Grisanti repeatedly apologized for shoving an officer, explaining that he was upset at the way his wife was treated.
There are several key differences between Grisanti’s case and the seven other cases closely examined by The News.
None of the other judges was accused of shoving or touching a police officer.
The seven other judges all mentioned to police that they were judges. Grisanti invoked his connections with the mayor and others, but never told officers that he was a judge.
Grisanti’s conduct was the only incident captured on a bodycam video, widely viewed by the public.

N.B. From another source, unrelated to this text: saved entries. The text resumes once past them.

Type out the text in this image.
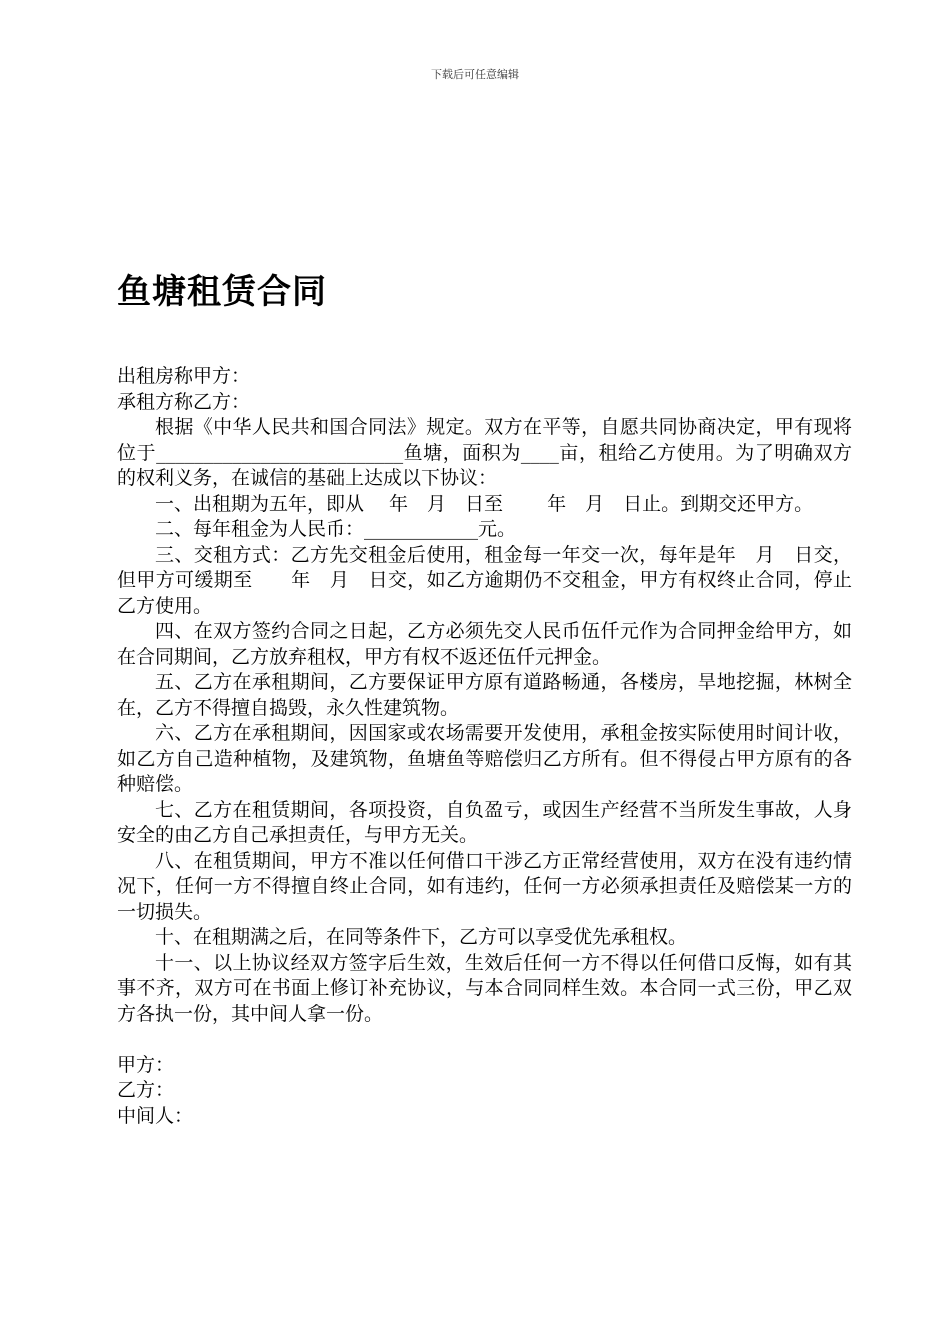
下载后可任意编辑
鱼塘租赁合同

出租房称甲方：

承租方称乙方：

根据《中华人民共和国合同法》规定。双方在平等，自愿共同协商决定，甲有现将位于__________________________鱼塘，面积为____亩，租给乙方使用。为了明确双方的权利义务，在诚信的基础上达成以下协议：

一、出租期为五年，即从　 年　月　日至　　 年　月　日止。到期交还甲方。

二、每年租金为人民币：____________元。

三、交租方式：乙方先交租金后使用，租金每一年交一次，每年是年　月　日交，但甲方可缓期至　　年　月　日交，如乙方逾期仍不交租金，甲方有权终止合同，停止乙方使用。

四、在双方签约合同之日起，乙方必须先交人民币伍仟元作为合同押金给甲方，如在合同期间，乙方放弃租权，甲方有权不返还伍仟元押金。

五、乙方在承租期间，乙方要保证甲方原有道路畅通，各楼房，旱地挖掘，林树全在，乙方不得擅自捣毁，永久性建筑物。

六、乙方在承租期间，因国家或农场需要开发使用，承租金按实际使用时间计收，如乙方自己造种植物，及建筑物，鱼塘鱼等赔偿归乙方所有。但不得侵占甲方原有的各种赔偿。

七、乙方在租赁期间，各项投资，自负盈亏，或因生产经营不当所发生事故，人身安全的由乙方自己承担责任，与甲方无关。

八、在租赁期间，甲方不准以任何借口干涉乙方正常经营使用，双方在没有违约情况下，任何一方不得擅自终止合同，如有违约，任何一方必须承担责任及赔偿某一方的一切损失。

十、在租期满之后，在同等条件下，乙方可以享受优先承租权。

十一、以上协议经双方签字后生效，生效后任何一方不得以任何借口反悔，如有其事不齐，双方可在书面上修订补充协议，与本合同同样生效。本合同一式三份，甲乙双方各执一份，其中间人拿一份。

甲方：

乙方：

中间人：
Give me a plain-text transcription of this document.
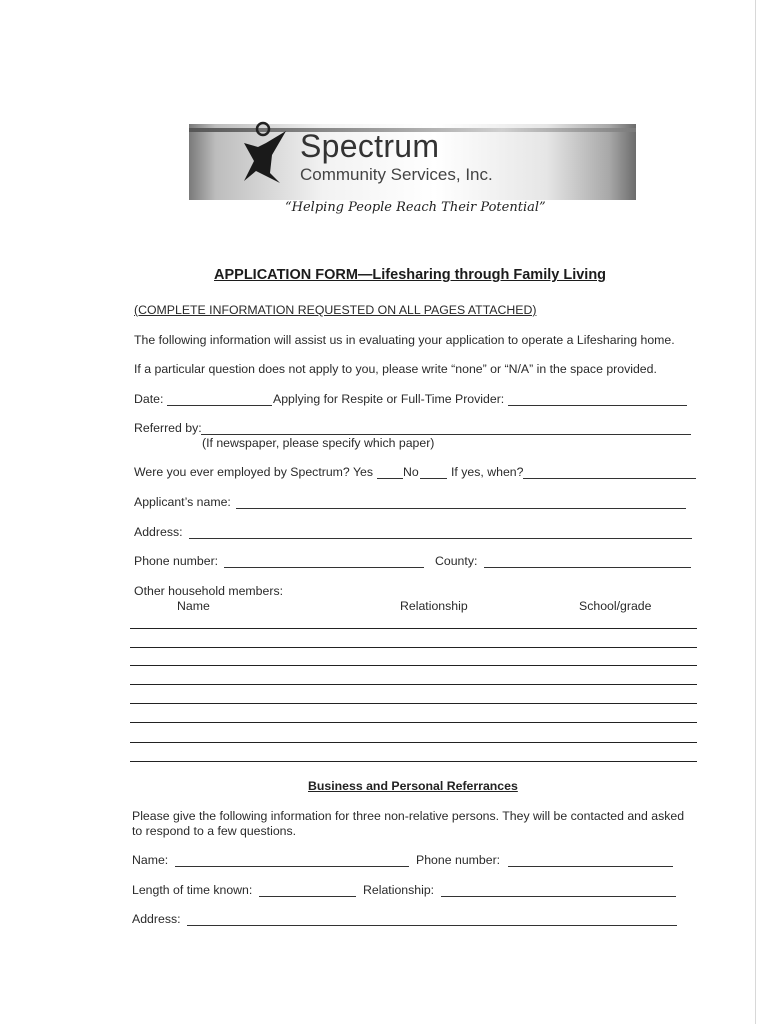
Spectrum
Community Services, Inc.
“Helping People Reach Their Potential”
APPLICATION FORM—Lifesharing through Family Living
(COMPLETE INFORMATION REQUESTED ON ALL PAGES ATTACHED)
The following information will assist us in evaluating your application to operate a Lifesharing home.
If a particular question does not apply to you, please write “none” or “N/A” in the space provided.
Date:	Applying for Respite or Full-Time Provider:
Referred by:
(If newspaper, please specify which paper)
Were you ever employed by Spectrum? Yes No	If yes, when?
Applicant’s name:
Address:
Phone number:	County:
Other household members:
Name	Relationship	School/grade
Business and Personal Referrances
Please give the following information for three non-relative persons. They will be contacted and asked
to respond to a few questions.
Name:	Phone number:
Length of time known:	Relationship:
Address:
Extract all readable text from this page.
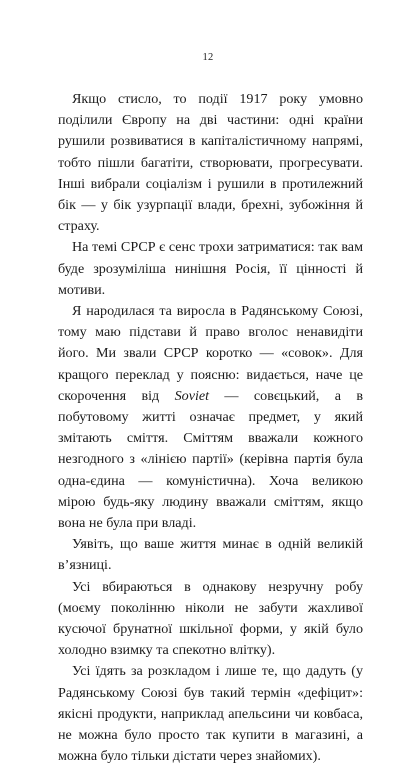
12

Якщо стисло, то події 1917 року умовно поділили Європу на дві частини: одні країни рушили розвиватися в капіталістичному напрямі, тобто пішли багатіти, створювати, прогресувати. Інші вибрали соціалізм і рушили в протилежний бік — у бік узурпації влади, брехні, зубожіння й страху.

На темі СРСР є сенс трохи затриматися: так вам буде зрозуміліша нинішня Росія, її цінності й мотиви.

Я народилася та виросла в Радянському Союзі, тому маю підстави й право вголос ненавидіти його. Ми звали СРСР коротко — «совок». Для кращого переклад у поясню: видається, наче це скорочення від Soviet — совєцький, а в побутовому житті означає предмет, у який змітають сміття. Сміттям вважали кожного незгодного з «лінією партії» (керівна партія була одна-єдина — комуністична). Хоча великою мірою будь-яку людину вважали сміттям, якщо вона не була при владі.

Уявіть, що ваше життя минає в одній великій в’язниці.

Усі вбираються в однакову незручну робу (моєму поколінню ніколи не забути жахливої кусючої брунатної шкільної форми, у якій було холодно взимку та спекотно влітку).

Усі їдять за розкладом і лише те, що дадуть (у Радянському Союзі був такий термін «дефіцит»: якісні продукти, наприклад апельсини чи ковбаса, не можна було просто так купити в магазині, а можна було тільки дістати через знайомих).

The commission’s investigators are reviewing the videotape evidence and interviewing witnesses to the altercation, two sources close to the case told The News.
If found guilty of ethical misconduct, Grisanti could be removed from his job, forced to resign, publicly sanctioned or issued a private letter of caution. If no misconduct is found, no action will be taken.
Grisanti, who handles civil lawsuits, is currently recusing himself from any cases involving Buffalo police.
Grisanti is a former state senator who was appointed to a judgeship by Gov. Andrew M. Cuomo in 2015.
In this century, only two of New York’s judges have successfully appealed an order of removal by the commission. One of those judges was a Lockport city judge represented by Connors in 2003.
Grisanti also faces scrutiny over another issue. The commission is also looking into a situation in which Grisanti handled a 2018 case involving a law firm that owed him $8,000 from the purchase of the judge’s former law firm, a source close to the probe said.
Ethics regulations require judges to recuse themselves from such cases, or disclose any possible conflicts of interest to everyone involved.
Connors said he is aware of the case. “It was a case involving a default judgement that was uncontested by everyone involved,” he said. “The judge was rubber-stamping a default order that was not in dispute.”
Robert H. Tembeckjian, administrator of the commission, said he could not comment on Grisanti’s case. Speaking generally, he said judges are required to act in an ethical manner, on and off the bench, and should always obey state laws and set a good example for others.
Tembeckjian called Connors a “tough, honorable adversary” who is one of the most experienced lawyers in the state in terms of dealing with the commission.
“When you represent a judge or a lawyer in disciplinary proceedings, there is a lot at stake,” Connors said. “That includes the person’s career and livelihood.”